The Kuwaiti Ministry of Education will lay off more than 2,000 expatriate teachers and department heads in 14 specialisations by the end of the current academic year 2022-2023, Kuwait’s Al-Qabas newspaper reported.
According to the paper, the teachers belong are from 24 nationalities, however, a majority of them – 82.09 per cent are Egyptians – followed by Syrians (11.03 per cent) and Jordanians (3.55 per cent).
They also include Indians, Nigerians, Iranians, Yemenis, Moroccans, Lebanese, Eritreans, Senegalese, Sudanese, Omani, Tunisians, Afghans, Canadians, Somalians, Italians, Kenyans, Russians, Filipinos, Ghanaians and Pakistanis.
The Ministry of Education had earlier announced that it was in the process of terminating the services of 1,815 male and female teachers and more than 200 expatriate department heads at the end of the current academic year.
This is part of a 2018 decree issued by Kuwait’s Civil Service Commission to replace expats in government jobs with Kuwaitis over the next five years.

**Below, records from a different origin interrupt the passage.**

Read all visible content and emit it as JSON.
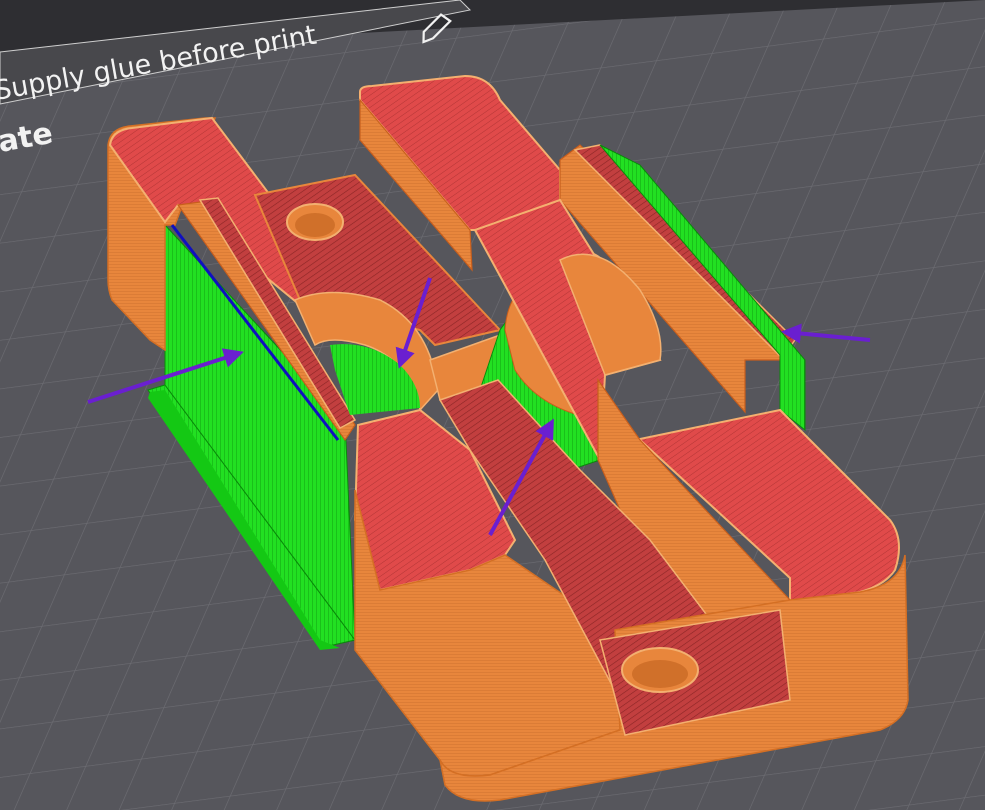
{
  "viewport": {
    "plate_notice": "Supply glue before print",
    "plate_label_fragment": "ate",
    "edit_icon": "pencil-icon"
  },
  "colors": {
    "background": "#56565c",
    "grid": "#6b6b70",
    "outer_wall": "#e8863c",
    "top_surface": "#e04848",
    "support": "#19e019",
    "bottom_surface": "#b83838",
    "bridge_wall": "#f0a060",
    "annotation_arrow": "#6a1fd0"
  },
  "annotations": {
    "arrow_count": 4,
    "targets": [
      "left-rail-overhang",
      "left-arch-overhang",
      "center-arch-overhang",
      "right-rail-overhang"
    ]
  }
}
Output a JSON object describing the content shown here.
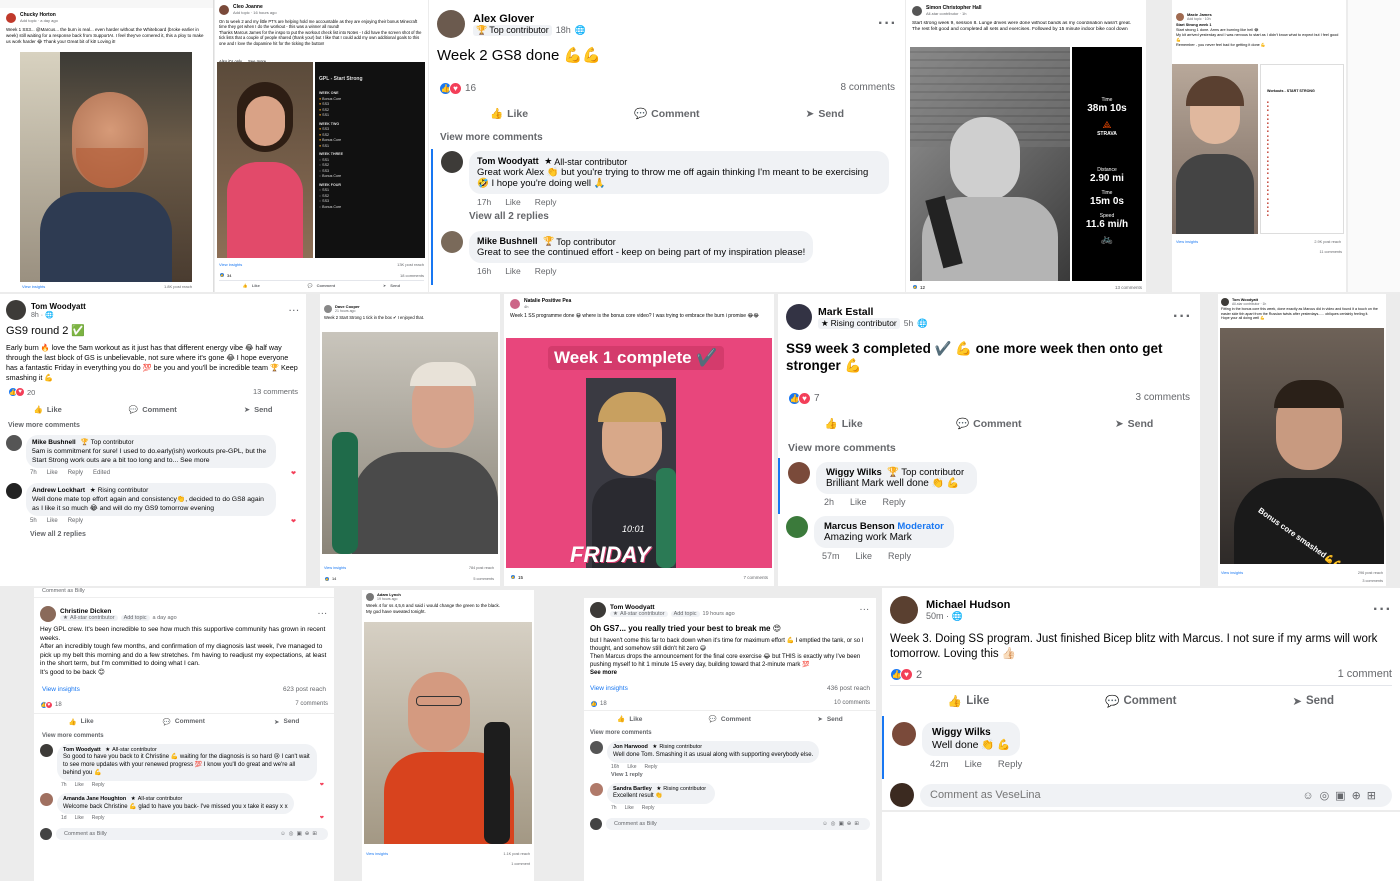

Since then, authorities have rolled out a series of measures aimed at reducing foreign workers in the country. In 2020 Kuwait’s parliament said it wanted to reduce the number of Egyptians in the country to ten per cent and introduced a draft law to that effect.

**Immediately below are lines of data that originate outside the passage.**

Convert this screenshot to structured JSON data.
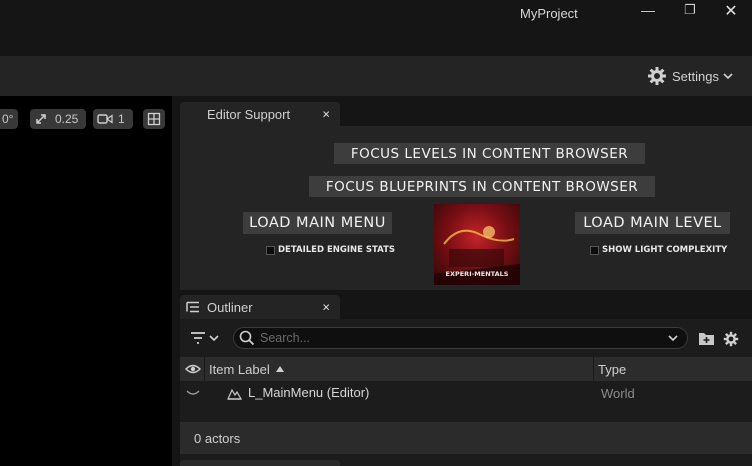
{
  "window": {
    "title": "MyProject",
    "minimize_glyph": "—",
    "restore_glyph": "❐",
    "close_glyph": "✕"
  },
  "toolbar": {
    "settings_label": "Settings"
  },
  "viewport_bar": {
    "rotation_value": "0°",
    "scale_value": "0.25",
    "camera_speed_value": "1"
  },
  "editor_support": {
    "tab_label": "Editor Support",
    "close_glyph": "×",
    "focus_levels_label": "Focus Levels in Content Browser",
    "focus_blueprints_label": "Focus Blueprints in Content Browser",
    "load_main_menu_label": "Load Main Menu",
    "load_main_level_label": "Load Main Level",
    "detailed_engine_stats_label": "Detailed Engine Stats",
    "show_light_complexity_label": "Show Light Complexity",
    "thumbnail_text": "EXPERI-MENTALS"
  },
  "outliner": {
    "tab_label": "Outliner",
    "close_glyph": "×",
    "search_placeholder": "Search...",
    "columns": {
      "label": "Item Label",
      "type": "Type"
    },
    "rows": [
      {
        "label": "L_MainMenu (Editor)",
        "type": "World"
      }
    ],
    "status": "0 actors"
  },
  "icons": {
    "settings": "gear-icon",
    "search": "search-icon",
    "filter": "filter-icon",
    "visibility": "eye-icon",
    "world": "world-icon"
  }
}
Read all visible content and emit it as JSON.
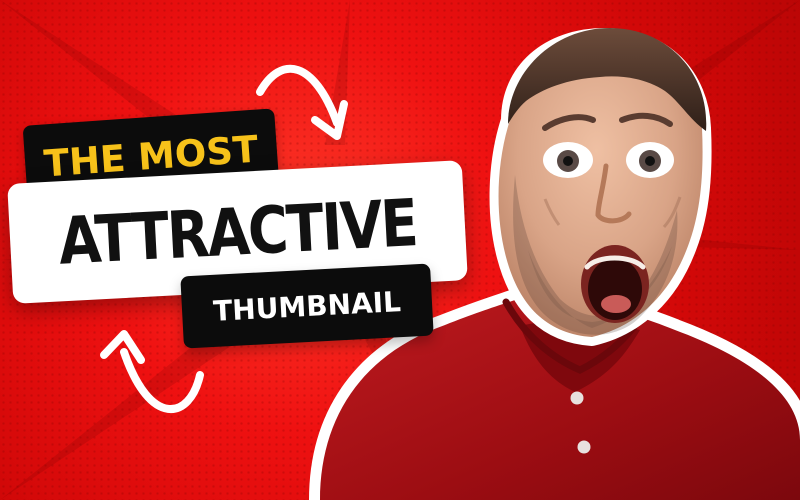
{
  "thumbnail": {
    "top_label": "THE MOST",
    "headline": "ATTRACTIVE",
    "bottom_label": "THUMBNAIL",
    "icons": {
      "top_arrow": "curved-arrow-icon",
      "bottom_arrow": "curved-arrow-icon"
    },
    "colors": {
      "background": "#e50d0d",
      "accent": "#f7c21a",
      "headline_background": "#ffffff",
      "label_background": "#0c0c0c",
      "headline_text": "#111111",
      "label_text": "#ffffff",
      "shirt": "#a50f12",
      "skin": "#d8a488",
      "hair": "#3d2b22"
    }
  }
}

In December last year the Kuwaiti government imposed new conditions on Egyptian workers wishing to travel to the Gulf State including a $100 entry fee, an increased work permit documentation fee and a medical examination.
Four months earlier Kuwait announced that it would lay off 250,000 Egyptian workers and suspend all contracts with non-nationals as 500,000 other Egyptians were already set to lose their jobs.